Conceptual Model Of The Impact Sequence

“The criterion at the moment is you can’t say it’s an impact crater definitively until you recover shocked minerals from the crater floor. It’s a candidate, but the likelihood is good. It has all of the characteristics we would expect of a crater this size,” Nicholson said.

Given the relative infrequency of large impactors it might seem unlikely that two impacts could happen so close to one another, but there are a few not uncommon ways in which this can occur. It’s possible that Chicxulub and Nadir were a binary asteroid, traveling together on an interplanetary road trip, destination: Earth.

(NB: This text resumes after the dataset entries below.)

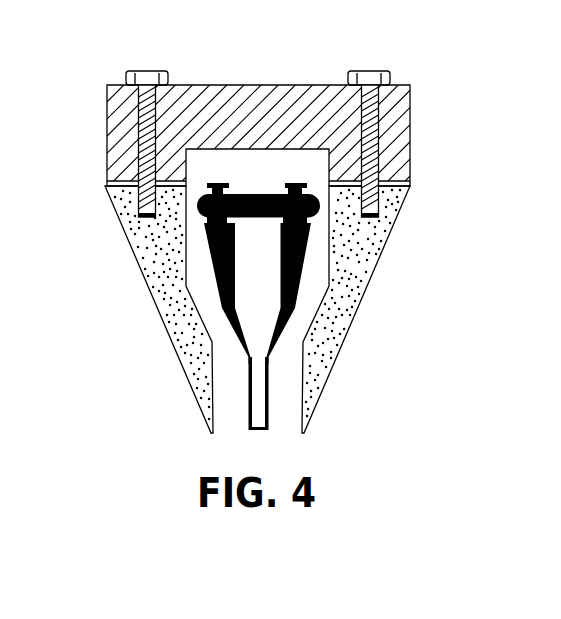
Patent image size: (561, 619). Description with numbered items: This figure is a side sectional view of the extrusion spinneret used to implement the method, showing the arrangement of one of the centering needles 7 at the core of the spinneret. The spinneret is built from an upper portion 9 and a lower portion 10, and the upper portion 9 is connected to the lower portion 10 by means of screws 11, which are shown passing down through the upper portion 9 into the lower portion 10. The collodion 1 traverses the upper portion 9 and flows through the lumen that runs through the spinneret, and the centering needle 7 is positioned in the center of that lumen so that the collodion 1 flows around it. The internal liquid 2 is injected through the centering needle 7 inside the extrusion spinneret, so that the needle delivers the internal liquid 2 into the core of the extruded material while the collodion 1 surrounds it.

The collodion 1 is at (253, 170).
The internal liquid 2 is at (257, 287).
The centering needle 7 is at (283, 334).
The upper portion 9 is at (123, 132).
The lower portion 10 is at (165, 272).
The screw 11 is at (368, 78).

It’s also possible they began as a single large object which was disturbed by Earth’s gravity on a close pass and broke up. It might also be possible that Nadir was a part of the Earth which got kicked up when Chicxulub hit and then came back down, or that a collision event in the asteroid belt sent a group of objects toward the inner solar system as a group. Figuring out which of these scenarios were responsible, if Nadir is indeed an impact crater, will likely come down to precisely figuring out the sequence of events.

“Secondary impacts arise when a large fragment of the target body, in this case Earth, are ejected, do not achieve escape velocity, and re-impact the target. Several bodies — a good example is Jupiter’s moon Callisto — show what are called crater chain, linear chains of craters, sometimes overlapping, believed to be caused when an impactor is tidally disrupted prior to impact, like Shoemaker-Levy was prior to Jupiter impact in 1994,” said Kevin Grazier, a planetary physicist not involved in the work. “They potentially could also be due to ejecta from other impacts, in other words, a string of secondary impacts. So, although I think there will be more work involved in concretely linking this to Chicxulub, I would argue that secondary impacts are to be expected.”

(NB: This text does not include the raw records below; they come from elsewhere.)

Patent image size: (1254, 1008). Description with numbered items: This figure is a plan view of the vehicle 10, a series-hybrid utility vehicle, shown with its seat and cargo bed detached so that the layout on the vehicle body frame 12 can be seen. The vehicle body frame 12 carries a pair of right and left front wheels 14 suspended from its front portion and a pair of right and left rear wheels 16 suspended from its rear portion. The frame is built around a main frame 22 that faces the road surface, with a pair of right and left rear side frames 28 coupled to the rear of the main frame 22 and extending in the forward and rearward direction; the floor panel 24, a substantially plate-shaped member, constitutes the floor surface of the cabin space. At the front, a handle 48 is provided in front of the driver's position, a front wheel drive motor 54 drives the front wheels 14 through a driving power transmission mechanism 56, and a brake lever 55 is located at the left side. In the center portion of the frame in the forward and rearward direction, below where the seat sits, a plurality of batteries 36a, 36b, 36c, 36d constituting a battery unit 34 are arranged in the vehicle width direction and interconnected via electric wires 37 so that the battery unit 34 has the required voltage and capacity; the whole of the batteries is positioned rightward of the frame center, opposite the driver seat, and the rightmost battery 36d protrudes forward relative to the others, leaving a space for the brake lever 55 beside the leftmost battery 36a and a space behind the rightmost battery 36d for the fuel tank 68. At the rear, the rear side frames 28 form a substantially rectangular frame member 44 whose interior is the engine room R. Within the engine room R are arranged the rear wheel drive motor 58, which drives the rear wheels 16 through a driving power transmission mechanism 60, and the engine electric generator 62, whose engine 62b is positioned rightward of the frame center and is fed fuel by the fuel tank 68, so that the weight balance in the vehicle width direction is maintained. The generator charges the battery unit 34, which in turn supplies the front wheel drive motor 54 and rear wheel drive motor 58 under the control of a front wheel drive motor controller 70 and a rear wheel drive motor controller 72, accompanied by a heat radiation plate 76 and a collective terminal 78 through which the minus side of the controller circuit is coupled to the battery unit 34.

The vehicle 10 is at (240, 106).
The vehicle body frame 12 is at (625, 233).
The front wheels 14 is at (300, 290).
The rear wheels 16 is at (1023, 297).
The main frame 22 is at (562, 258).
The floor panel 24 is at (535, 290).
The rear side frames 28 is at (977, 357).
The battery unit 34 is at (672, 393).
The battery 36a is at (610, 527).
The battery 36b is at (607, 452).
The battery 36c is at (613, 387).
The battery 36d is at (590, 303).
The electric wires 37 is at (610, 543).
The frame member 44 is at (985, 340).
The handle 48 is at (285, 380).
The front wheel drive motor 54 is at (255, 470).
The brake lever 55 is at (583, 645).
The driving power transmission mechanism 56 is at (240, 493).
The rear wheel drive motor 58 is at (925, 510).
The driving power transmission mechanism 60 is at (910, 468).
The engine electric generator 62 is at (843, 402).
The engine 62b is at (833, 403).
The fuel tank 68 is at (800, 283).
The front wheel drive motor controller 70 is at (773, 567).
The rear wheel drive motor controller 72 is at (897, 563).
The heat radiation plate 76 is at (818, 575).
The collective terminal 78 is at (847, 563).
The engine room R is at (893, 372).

If it was a second impact, it probably wouldn’t have significantly altered the fate of the dinosaurs and the rest of the animals living on the prehistoric Earth. If Chicxulub was a knockout punch, Nadir was a half-hearted kick in the gut on the way out the door. In terms of energy, Nicholson estimates that Chicxulub was roughly 10,000 times more powerful than Nadir. The second impact might have created tsunamis and earthquakes, but would have largely been a regional event, without the earth-shattering consequences of its larger sibling.

The team is hoping to confirm the impact hypothesis for Nadir by directly sampling the sediment in search of shocked minerals. They have submitted a proposal to the International Ocean Discovery Program, a year-round scientific drilling operation. If all goes well, they’ll be a candidate for drilling sometime in 2024 and 2025.

“That would be a golden ticket for us. It would allow us to test whether it’s an impact crater and confirm the aging all in one go,” Nicholson said.

If confirmed, we’ll know that humans aren’t the only ones who seek friends for the end of the world. Impactors have buddies too, and asteroids that fly together, die together.